# harold.kalman_decomposition¶

harold.kalman_decomposition(G, compute_T=False, output='system', cleanup_threshold=1e-09)

By performing a sequence of similarity transformations the State representation is transformed into a special structure such that if the system has uncontrollable/unobservable modes, the corresponding rows/columns of the B/C matrices have zero blocks and the modes are isolated in the A matrix. That is to say, there is no contribution of the controllable/observable states on the dynamics of these modes.

Note that, Kalman operations are numerically not robust. Hence the resulting decomposition might miss some ‘almost’ pole-zero cancellations. Hence, this should be used as a rough assesment tool but not as actual minimality check or maybe to demonstrate the concepts academic purposes to show the modal decomposition. Use cancellation_distance() and minimal_realization() functions instead with better numerical properties.

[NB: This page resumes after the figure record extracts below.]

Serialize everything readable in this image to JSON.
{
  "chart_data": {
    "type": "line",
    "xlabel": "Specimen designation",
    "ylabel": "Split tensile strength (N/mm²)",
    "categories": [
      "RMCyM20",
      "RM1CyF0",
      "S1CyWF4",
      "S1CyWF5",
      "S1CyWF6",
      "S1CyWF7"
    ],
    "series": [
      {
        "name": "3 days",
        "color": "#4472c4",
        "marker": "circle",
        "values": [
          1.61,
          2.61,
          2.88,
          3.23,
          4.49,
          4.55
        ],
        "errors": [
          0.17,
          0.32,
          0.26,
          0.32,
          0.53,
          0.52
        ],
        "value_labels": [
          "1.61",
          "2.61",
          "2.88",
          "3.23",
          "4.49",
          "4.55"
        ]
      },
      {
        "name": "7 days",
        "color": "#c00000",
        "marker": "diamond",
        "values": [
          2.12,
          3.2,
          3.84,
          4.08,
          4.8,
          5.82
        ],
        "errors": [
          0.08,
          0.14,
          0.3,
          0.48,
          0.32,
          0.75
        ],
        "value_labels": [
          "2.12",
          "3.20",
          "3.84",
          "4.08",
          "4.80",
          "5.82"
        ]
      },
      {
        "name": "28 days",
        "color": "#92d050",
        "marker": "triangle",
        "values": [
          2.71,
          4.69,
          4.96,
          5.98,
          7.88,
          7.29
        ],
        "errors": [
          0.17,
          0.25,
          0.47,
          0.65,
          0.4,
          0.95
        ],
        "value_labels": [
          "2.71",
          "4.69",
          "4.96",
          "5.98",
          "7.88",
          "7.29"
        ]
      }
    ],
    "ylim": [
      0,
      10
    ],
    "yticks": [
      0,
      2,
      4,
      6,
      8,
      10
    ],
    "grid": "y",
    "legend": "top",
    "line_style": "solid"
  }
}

Parameters: G (State) – The state representation that is to be converted into the block triangular form such that unobservable/uncontrollable modes corresponds to zero blocks in B/C matrices compute_T (boolean) – Selects whether the similarity transformation matrix will be returned. output ({'system','matrices'}) – Selects whether a State object or individual state matrices will be returned. cleanup_threshold (float) – After the similarity transformation, the matrix entries smaller than this threshold in absolute value would be zeroed. Setting this value to zero turns this behavior off. Gk (State, tuple) – Returns a state representation or its matrices as a tuple if output = 'matrices' T (ndarray) – If compute_T is True, returns the similarity transform matrix that brings the state representation in the resulting decomposed form.

Examples

>>> G = State([[2, 1, 1],
...            [5, 3, 6],
...            [-5, -1, -4]],
...            [[1], [0], [0]],  # B array
...            [1, 0, 0])
>>> is_kalman_controllable(G)
False
>>> is_kalman_observable(G)
False
>>> F = kalman_decomposition(G)
>>> print(F.a, F.b, F.c, sep='\n')
[[ 2.          0.         -1.41421356]
[ 7.07106781 -3.         -7.        ]
[ 0.          0.          2.        ]]
[[-1.]
[ 0.]
[ 0.]]
[[-1.  0.  0.]]
>>> H = minimal_realization(F)
>>> H.matrices
(array([[2.]]), array([[1.]]), array([[1.]]), array([[0.]]))